You can find these dataset IDs using the metadata.list_datasets API method or from the dataset specifications page on Databento’s website:
Now, we can stitch everything we’ve learned so far together and get the tick sizes of three trading venues at:
import databento as db
import pandas as pd
client = db.Historical()
def get_definitions(dataset):
return client.timeseries.get_range(
dataset=dataset,
schema="definition",
symbols="ALL_SYMBOLS",
start="2024-07-08",
end="2024-07-09",
).to_df()
df_cme = get_definitions("GLBX.MDP3")
df_ice = get_definitions("IFEU.IMPACT")
df_endex = get_definitions("NDEX.IMPACT")
df = pd.concat([df_cme, df_ice, df_endex])
df["tick_size"] = df["min_price_increment"]
df["tick_value"] = df["min_price_increment"] * df["unit_of_measure_qty"]
df.loc[df["exchange"] == "XCBT", "tick_value"] *= 0.01
print(df[(df[["tick_size"]] != 0).all(axis=1)][["raw_symbol", "tick_size", "tick_value"]].dropna())

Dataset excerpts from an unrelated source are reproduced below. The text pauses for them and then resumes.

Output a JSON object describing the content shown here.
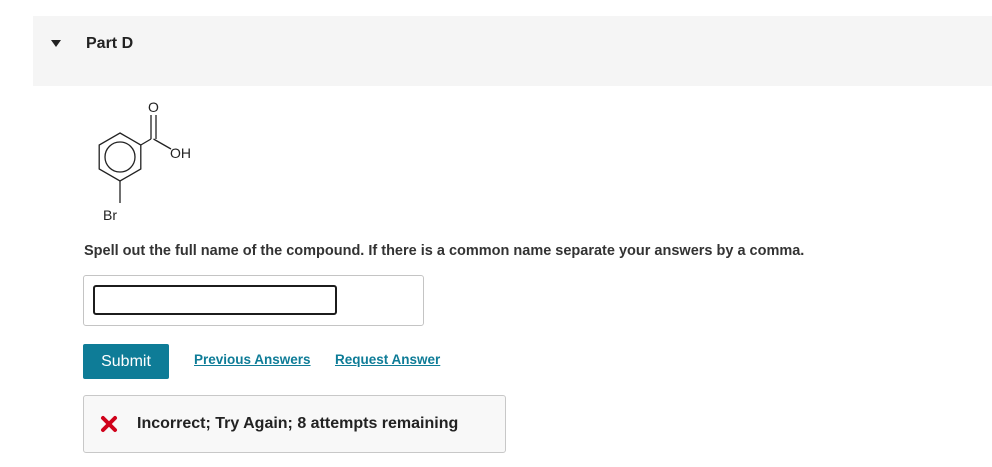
{
  "part": {
    "title": "Part D",
    "expanded": true
  },
  "structure": {
    "atoms": {
      "oxygen": "O",
      "hydroxyl": "OH",
      "bromine": "Br"
    }
  },
  "question": {
    "prompt": "Spell out the full name of the compound. If there is a common name separate your answers by a comma."
  },
  "answer": {
    "value": "",
    "placeholder": ""
  },
  "actions": {
    "submit_label": "Submit",
    "previous_answers_label": "Previous Answers",
    "request_answer_label": "Request Answer"
  },
  "feedback": {
    "icon": "x-icon",
    "message": "Incorrect; Try Again; 8 attempts remaining",
    "color": "#d0021b"
  },
  "colors": {
    "accent": "#0e7c97",
    "header_bg": "#f5f5f5"
  }
}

raw_symbol tick_size tick_value ts_recv 2024-07-08 00:00:00+00:00 W0N416 0.00100 1.00 2024-07-08 00:00:00+00:00 NKWU4 P33200 1.00000 500.00 2024-07-08 00:00:00+00:00 OHV4 P24900 0.00010 4.20 2024-07-08 00:00:00+00:00 1RQ4 P2220 0.00001 1.00 2024-07-08 00:00:00+00:00 RAG5 P15000 0.00010 4.20 ... ... ... ... 2024-07-08 00:00:00+00:00 DIF 89 7813548 0.01000 0.01 2024-07-08 00:00:00+00:00 DIF 89 7813549 0.01000 0.01 2024-07-08 00:00:00+00:00 DFB 89 7813550 0.01000 0.01 2024-07-08 00:00:00+00:00 DGA 89 7813551 0.01000 0.01 2024-07-08 00:00:00+00:00 DGB 89 7813552 0.01000 0.01 [447114 rows x 3 columns]
This example runs in 11.9 seconds across 773,485 instruments—about half are user-defined instruments or other instrument types with undefined tick sizes or values—over a regular internet connection.